Recipe Ingredients for Roasted asparagus with coconut

800 grams Green asparagus
1 pc Onion
1 pc Garlic
3 tbsp Salted roasted peanuts
1 small Chives
3 pc Red peppers
1 tsp Noble sweet paprika
1 / 2 tsp Flour
50 cl Vegetable broth
1 tsp Honey
some Salt & Pepper from the mill
4 tbsp Sesame oil
175 ml Coconut milk

Roasted asparagus with coconut Recipe Directions

Wash the asparagus and peel off only the lower part of the thin rods. Add the onion and the garlic, peel and finely chop, chop the peanuts coarsely. Wash and dry the chives, shake and halve crosswise. Wash the peppers in half and remove seeds and seed walls. Half the peppers cut into very thin strips, cut the rest into large cubes.

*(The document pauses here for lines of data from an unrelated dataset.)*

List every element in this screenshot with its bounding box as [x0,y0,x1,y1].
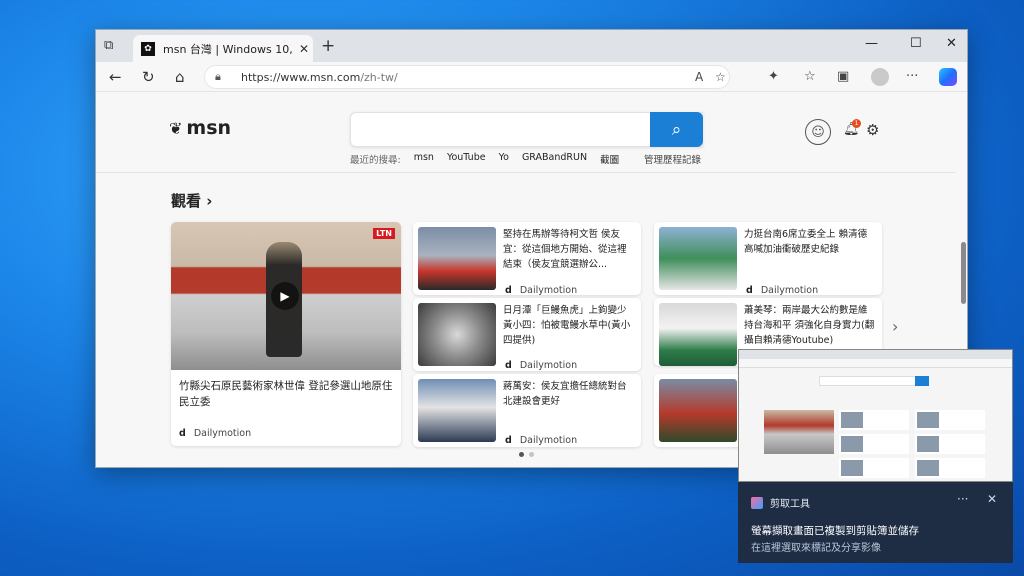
maximize-icon[interactable]: ☐ [910,36,922,51]
close-notification-icon[interactable]: ✕ [987,492,997,506]
lock-icon[interactable]: 🔒︎ [215,70,233,84]
msn-favicon-icon: ✿ [141,41,155,56]
favorite-star-icon[interactable]: ☆ [715,70,726,84]
back-icon[interactable]: ← [109,68,122,86]
dailymotion-icon: d [505,360,512,371]
card-title[interactable]: 蔣萬安：侯友宜擔任總統對台北建設會更好 [503,379,635,409]
dailymotion-icon: d [505,435,512,446]
recent-item[interactable]: YouTube [447,152,486,166]
sign-in-icon[interactable]: ☺ [805,119,831,145]
preview-toolbar [739,359,1012,368]
more-menu-icon[interactable]: ··· [906,69,918,84]
toolbar: ← ↻ ⌂ 🔒︎ https://www.msn.com/zh-tw/ A ☆ … [96,62,967,92]
manage-history-link[interactable]: 管理歷程記錄 [644,152,701,166]
snip-preview-image[interactable] [738,349,1013,482]
card-thumbnail [659,303,737,366]
preview-hero [764,410,834,454]
scrollbar-thumb[interactable] [961,242,966,304]
card-source: d Dailymotion [505,435,578,446]
preview-card [915,410,985,430]
card-title[interactable]: 日月潭「巨鰻魚虎」上鉤變少 黃小四：怕被電鰻水草中(黃小四提供) [503,303,635,348]
carousel-dot[interactable] [519,452,524,457]
msn-butterfly-icon: ❦ [169,118,183,138]
carousel-dots [519,452,534,457]
ltn-badge: LTN [373,228,395,239]
workspaces-icon[interactable]: ⧉ [104,38,120,54]
preview-search-button [915,376,929,386]
hero-source: d Dailymotion [179,428,252,439]
toast-message: 螢幕擷取畫面已複製到剪貼簿並儲存 [751,525,919,537]
section-watch[interactable]: 觀看 › [171,190,212,211]
read-aloud-icon[interactable]: A [695,70,703,84]
next-arrow-icon[interactable]: › [892,317,898,336]
preview-tabbar [739,350,1012,359]
recent-item[interactable]: msn [414,152,434,166]
extensions-icon[interactable]: ✦ [768,69,779,84]
msn-logo[interactable]: ❦ msn [169,117,231,139]
card-thumbnail [418,303,496,366]
hero-thumbnail[interactable]: LTN ▶ [171,222,401,370]
close-window-icon[interactable]: ✕ [946,36,957,51]
card-title[interactable]: 力挺台南6席立委全上 賴清德高喊加油衝破歷史紀錄 [744,227,876,257]
recent-item[interactable]: 截圖 [600,152,619,166]
tab-msn[interactable]: ✿ msn 台灣 | Windows 10, Windows ✕ [133,35,313,62]
favorites-icon[interactable]: ☆ [804,69,816,84]
preview-card [915,458,985,478]
preview-card [839,410,909,430]
profile-avatar[interactable] [871,68,889,86]
card-thumbnail [418,379,496,442]
recent-item[interactable]: Yo [499,152,509,166]
url-text[interactable]: https://www.msn.com/zh-tw/ [241,71,398,84]
recent-item[interactable]: GRABandRUN [522,152,587,166]
preview-card [915,434,985,454]
card-source: d Dailymotion [505,285,578,296]
play-icon[interactable]: ▶ [271,282,299,310]
settings-gear-icon[interactable]: ⚙ [866,121,879,139]
notification-badge: 1 [852,119,861,128]
dailymotion-icon: d [179,428,186,439]
search-icon: ⌕ [671,119,682,140]
carousel-dot[interactable] [529,452,534,457]
card-thumbnail [659,227,737,290]
address-bar[interactable]: 🔒︎ https://www.msn.com/zh-tw/ A ☆ [204,65,730,89]
home-icon[interactable]: ⌂ [175,68,185,86]
recent-searches: 最近的搜尋: msn YouTube Yo GRABandRUN 截圖 管理歷程… [350,152,702,166]
search-button[interactable]: ⌕ [650,112,703,147]
card-thumbnail [418,227,496,290]
snipping-tool-icon [751,496,763,509]
snipping-tool-notification[interactable]: 剪取工具 ··· ✕ 螢幕擷取畫面已複製到剪貼簿並儲存 在這裡選取來標記及分享影… [738,482,1013,563]
tab-title: msn 台灣 | Windows 10, Windows [163,42,293,56]
collections-icon[interactable]: ▣ [837,69,849,84]
card-source: d Dailymotion [746,285,819,296]
preview-card [839,458,909,478]
new-tab-icon[interactable]: + [321,36,335,56]
refresh-icon[interactable]: ↻ [142,68,155,86]
close-tab-icon[interactable]: ✕ [299,42,309,56]
dailymotion-icon: d [746,285,753,296]
preview-search [819,376,927,386]
card-title[interactable]: 堅持在馬辦等待柯文哲 侯友宜：從這個地方開始、從這裡結束（侯友宜競選辦公... [503,227,635,272]
dailymotion-icon: d [505,285,512,296]
card-thumbnail [659,379,737,442]
minimize-icon[interactable]: — [865,36,878,51]
more-options-icon[interactable]: ··· [957,492,968,506]
preview-card [839,434,909,454]
toast-app-header: 剪取工具 [751,495,810,510]
hero-video-card[interactable]: LTN ▶ 竹縣尖石原民藝術家林世偉 登記參選山地原住民立委 d Dailymo… [171,222,401,446]
card-title[interactable]: 蕭美琴：兩岸最大公約數是維持台海和平 須強化自身實力(翻攝自賴清德Youtube… [744,303,876,348]
toast-subtext: 在這裡選取來標記及分享影像 [751,543,881,554]
hero-title[interactable]: 竹縣尖石原民藝術家林世偉 登記參選山地原住民立委 [179,378,393,410]
card-source: d Dailymotion [505,360,578,371]
divider [96,172,956,173]
copilot-icon[interactable] [939,68,957,86]
tab-bar: ⧉ ✿ msn 台灣 | Windows 10, Windows ✕ + — ☐… [96,30,967,62]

1 tablespoon sesame oil and sauté peppers and onions in it. Paprika and sprinkle flour over and mix well. Garlic, broth, coconut milk and stir everything gently simmer five minutes. Blend the sauce with a hand blender. Season to taste with honey, salt and pepper and keep warm.

Heat oil in a wok or frying pan, the remaining sesame oil and sauté the asparagus spears four minutes. Add the peanuts and season with salt and pepper. Boil the asparagus in a further two minutes until al dente fry, but it can not be too dark. Serve with creamy sauce, the peppers and chives.